Accepting the fact that I messed up and need to give or ask forgiveness is a sign of maturity. Being able to hear what a loved one is telling me about something that I do that bothers them is a sign of maturity. Criticism is not helpful or welcomed. However, if I have a trusted friend or a loved one who I know has my best interest at heart, and they tell me something I could consider changing, then I need to not get all bent out of shape. I need to see it as a growth opportunity. A challenge. A chance for personal growth. An opportunity I have for the Lord to grow me closer to the person He wants me to be. An immature person will take it as a personal attack on their self-worth and respond with anger or pouting. I might add a note of caution here. When we do tell someone we love something like this, it is an absolute requirement to do so in love. The bible says to speak the truth in love.
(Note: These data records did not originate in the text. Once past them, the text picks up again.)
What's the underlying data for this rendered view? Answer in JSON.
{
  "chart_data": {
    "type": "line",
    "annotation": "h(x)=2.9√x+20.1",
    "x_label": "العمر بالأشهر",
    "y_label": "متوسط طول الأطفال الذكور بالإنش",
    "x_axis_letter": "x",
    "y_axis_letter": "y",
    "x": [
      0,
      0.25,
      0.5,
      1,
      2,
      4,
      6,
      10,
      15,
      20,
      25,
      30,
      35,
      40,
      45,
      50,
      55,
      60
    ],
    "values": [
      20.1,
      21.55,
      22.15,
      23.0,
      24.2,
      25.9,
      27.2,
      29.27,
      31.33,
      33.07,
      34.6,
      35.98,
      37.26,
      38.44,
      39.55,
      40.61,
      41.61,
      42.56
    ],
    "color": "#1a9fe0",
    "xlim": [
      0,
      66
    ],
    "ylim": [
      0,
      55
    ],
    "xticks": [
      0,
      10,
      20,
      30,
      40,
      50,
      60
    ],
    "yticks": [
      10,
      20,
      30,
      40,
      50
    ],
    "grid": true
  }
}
Some of you need to quit always rescuing your loved one from the mistakes and sins they make themselves. This actually has a name. It is called the role of the enabler. You may not even like the behavior this person is doing, but you are helping it to continue because you find an excuse for their behavior. “It’s not my son’s fault, but his wife’s. She is awful.” Maybe your son is verbally mean to his wife. But you join him in blaming her. Or maybe you allow your adult child to live with you because they can’t hold a job. It isn’t because your adult child is lazy and smokes dope. “It is that boss at the plant. Those people down there are horrible.” If you are one of these type of people, you need to stop immediately. Allow people to experience the consequences of their own choices. You are actually hurting them to always find an excuse for their behavior.

We should all ask God to help grow us into the mature adults He desires for us to be. The Holy Spirit can help give us victory over our shortcomings. In Romans 8:37 we are more than conquerors because of Jesus. You can conquer whatever ails you in the name of Jesus. Let us examine ourselves. What areas could we accept responsibility for? What areas of your life should you go to work on, but right now you blame someone else for? We need to stop blaming others for our present condition. Take charge of our own life. Grow. Change . Mature. Life will be sweeter, and our relationships will be neater when we grow up and stop blaming other people or other things for our present condition.